Nenhum procedimento deveria ter sido instaurado pelas autoridades brasileiras com base na lista de correntistas do “Swiss Leaks”. O mesmo fundamento usado pelo TRF da 4ª Região para impedir Lula de usar como prova as mensagens vazadas pelo “The Intercept Brasil” deve valer em defesa do cidadão investigado por ter sido citado em um vazamento de dados. Dados sigilosos obtidos ilegalmente não podem ser usados como prova contra ninguém.
O Poder Judiciário tem o dever de declarar a inadmissibilidade absoluta, para quaisquer fins de Direito, de informações obtidas por meios ilícitos, sob pena de implodir as bases de todo um sistema jurídico que preza pela licitude e ética. Relativizar este entendimento com base em argumentos como no princípio da razoabilidade ou no interesse punitivo implicaria no apoio do Estado ao acesso criminoso de dados sigilosos, colocando as autoridades estatais na condição de verdadeiros parceiros dos hackers.
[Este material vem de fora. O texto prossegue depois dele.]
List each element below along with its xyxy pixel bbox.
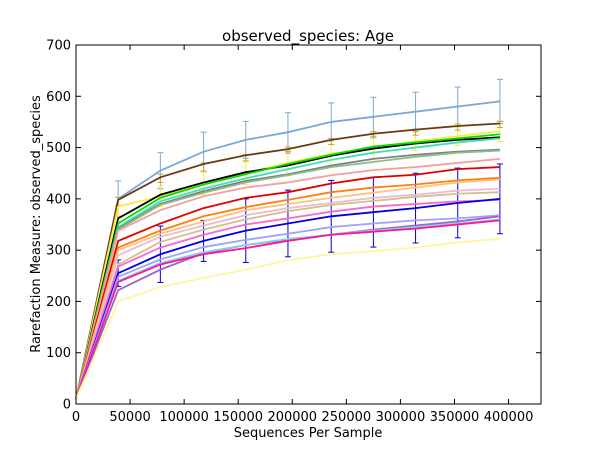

Cada vez mais, a nossa vida privada é registrada em plataformas eletrônicas vulneráveis a toda sorte de acesso criminoso. As autoridades brasileiras não podem seguir admitindo como prova dados originários de vazamentos ilegais somente quando lhes é conveniente para investigar e constranger contribuintes e empresas.
Igor Nascimento de Souza é advogado tributarista, sócio do Madrona Advogados e membro da International Fiscal Association (IFA).
Rodrigo Dall’Acqua é advogado criminalista, sócio do Oliveira Lima e Dall’Acqua Advogados e membro do Instituto de Defesa do Direito de Defesa (IDDD).